MSF travaille avec des agents de santé locaux dans cinq établissements de santé du comté de Montserrado, y compris à West Point et dans plusieurs autres zones de Monrovia. L'association propose des formations, fournit des médicaments et assure la supervision clinique auprès des agents de santé, afin de traiter les patients souffrant d'épilepsie et de troubles de santé mentale. MSF plaide pour leur inclusion à l'école et dans d'autres activités quotidiennes. 

© Mohammad Ghannam/MSF

Les gens apprécient quand nous avons une discussion dans une communauté, car ils sont capables de comprendre comment les personnes développent la maladie et intègrent progressivement que celle-ci ne se transmet pas entre individus. Ils apprennent comment la maladie est traitée et comment ils peuvent encourager les personnes épileptiques à se faire soigner.

 

Dans quelles mesures les personnes épileptiques ont-elles accès aux médicaments ?

Les personnes malades vont d'abord consulter des guérisseurs traditionnels parce qu'elles pensent être possédées par des démons. Les guérisseurs leur conseillent de prendre des herbes ou des poudres, mais ces méthodes ne sont pas efficaces et peuvent être nocives.

Les agents de santé, quant à eux, pensent que la maladie ne peut être traitée qu'avec du phénobarbital, l'antiépileptique classique. Cependant, le traitement au phénobarbital n'est pas toujours un succès.
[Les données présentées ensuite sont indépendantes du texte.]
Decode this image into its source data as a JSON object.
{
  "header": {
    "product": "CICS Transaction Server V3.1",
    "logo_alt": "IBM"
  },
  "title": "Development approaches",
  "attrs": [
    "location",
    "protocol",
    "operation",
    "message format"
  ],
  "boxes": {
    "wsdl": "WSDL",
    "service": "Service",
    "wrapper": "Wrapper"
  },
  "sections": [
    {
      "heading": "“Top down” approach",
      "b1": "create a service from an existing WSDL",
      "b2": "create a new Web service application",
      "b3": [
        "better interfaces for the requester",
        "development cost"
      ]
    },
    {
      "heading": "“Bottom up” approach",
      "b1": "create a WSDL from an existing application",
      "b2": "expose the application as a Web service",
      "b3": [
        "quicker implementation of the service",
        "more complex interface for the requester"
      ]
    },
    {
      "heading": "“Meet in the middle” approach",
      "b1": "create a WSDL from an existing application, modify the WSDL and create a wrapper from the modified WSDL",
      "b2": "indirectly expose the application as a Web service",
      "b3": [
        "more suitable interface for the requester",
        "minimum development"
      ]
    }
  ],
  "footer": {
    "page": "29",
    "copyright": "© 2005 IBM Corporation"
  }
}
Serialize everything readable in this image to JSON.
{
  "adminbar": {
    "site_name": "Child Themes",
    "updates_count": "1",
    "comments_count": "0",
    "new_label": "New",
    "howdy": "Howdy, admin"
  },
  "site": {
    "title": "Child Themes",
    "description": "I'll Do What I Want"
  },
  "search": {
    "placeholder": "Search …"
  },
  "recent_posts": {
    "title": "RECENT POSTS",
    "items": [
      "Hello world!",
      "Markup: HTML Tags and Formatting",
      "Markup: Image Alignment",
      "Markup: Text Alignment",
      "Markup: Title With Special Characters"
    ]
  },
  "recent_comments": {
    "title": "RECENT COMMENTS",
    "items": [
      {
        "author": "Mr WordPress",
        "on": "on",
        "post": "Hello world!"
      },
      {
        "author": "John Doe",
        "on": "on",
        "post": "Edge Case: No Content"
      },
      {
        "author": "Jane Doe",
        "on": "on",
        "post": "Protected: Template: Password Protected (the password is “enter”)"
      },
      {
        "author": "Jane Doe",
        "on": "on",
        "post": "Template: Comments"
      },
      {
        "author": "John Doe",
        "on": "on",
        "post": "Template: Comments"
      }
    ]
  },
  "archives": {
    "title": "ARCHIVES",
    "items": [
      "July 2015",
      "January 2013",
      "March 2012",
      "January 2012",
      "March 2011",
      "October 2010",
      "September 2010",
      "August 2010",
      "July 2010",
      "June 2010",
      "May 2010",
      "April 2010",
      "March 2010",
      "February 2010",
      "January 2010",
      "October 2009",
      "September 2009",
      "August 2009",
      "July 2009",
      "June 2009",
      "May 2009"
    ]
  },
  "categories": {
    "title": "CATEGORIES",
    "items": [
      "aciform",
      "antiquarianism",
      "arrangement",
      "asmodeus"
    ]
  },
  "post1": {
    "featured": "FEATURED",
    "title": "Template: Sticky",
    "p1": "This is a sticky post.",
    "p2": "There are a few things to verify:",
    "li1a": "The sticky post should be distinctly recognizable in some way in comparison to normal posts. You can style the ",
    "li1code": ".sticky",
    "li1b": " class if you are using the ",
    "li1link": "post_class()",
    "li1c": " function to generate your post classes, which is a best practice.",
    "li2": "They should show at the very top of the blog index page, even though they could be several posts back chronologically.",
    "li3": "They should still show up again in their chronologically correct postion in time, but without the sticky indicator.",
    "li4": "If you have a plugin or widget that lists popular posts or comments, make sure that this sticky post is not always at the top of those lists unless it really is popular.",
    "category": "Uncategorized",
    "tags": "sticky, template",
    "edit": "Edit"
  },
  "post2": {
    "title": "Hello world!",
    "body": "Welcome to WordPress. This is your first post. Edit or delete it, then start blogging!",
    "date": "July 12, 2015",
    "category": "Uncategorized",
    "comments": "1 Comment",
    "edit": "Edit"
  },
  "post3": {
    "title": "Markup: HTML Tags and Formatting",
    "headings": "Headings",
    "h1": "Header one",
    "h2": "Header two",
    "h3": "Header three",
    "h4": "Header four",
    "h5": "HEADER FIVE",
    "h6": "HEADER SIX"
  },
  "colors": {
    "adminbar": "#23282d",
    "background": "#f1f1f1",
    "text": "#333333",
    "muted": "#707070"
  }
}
Selon l'état du patient, trois autres antiépileptiques peuvent être utilisés : la phénytoïne, le valproate de sodium et la carbamazépine. Mais ces médicaments sont souvent introuvables dans les établissements de santé au Liberia.

Par exemple, un de nos patients doit parcourir des kilomètres chaque mois depuis le centre du pays pour se rendre à notre clinique, car il ne trouve pas de carbamazépine dans les centres de santé proches de chez lui. Or, si le médicament y était disponible, il pourrait l'acheter sur place au lieu de payer le trajet. Même si notre idée initiale était de traiter uniquement des patients du comté de Montserrado, nous voyons des personnes venir de presque tout le Liberia. 

 

Abraham a amené sa fille de 10 ans, Sidie, à la clinique du canton de West Point de Monrovia, au Libéria, pour une consultation dans le cadre du programme MSF.
 © Armelle Loiseau/MSF
Abraham a amené sa fille de 10 ans, Sidie, à la clinique du canton de West Point de Monrovia, au Libéria, pour une consultation dans le cadre du programme MSF. © Armelle Loiseau/MSF

Lorsque les gens commencent à prendre des médicaments dans une clinique de notre programme, leur état commence à s'améliorer et ils réalisent que c'est mieux que les méthodes de guérison traditionnelles.

 

En quoi la mise sous traitement change-t-elle la vie des patients ?

La mise sous traitementdiminue fortement les cas de crises. Nous avons eu un patient qui auparavant suivait un traitement ailleurs, achetait des médicaments en pharmacie, mais continuait à avoir des crises. Depuis deux ans que nous le soignons, il n'a plus fait de crise. 

Nous avons récemment eu quatre enfants épileptiques ayant été expulsés de différentes écoles en raison de la stigmatisation. Nous avons travaillé avec leurs familles et leurs écoles pour qu'ils puissent y être réadmis.

La partie la plus gratifiante de mon travail, c'est quand je vois les résultats, quand nos patients redeviennent confiants et que leur vie se rétablie.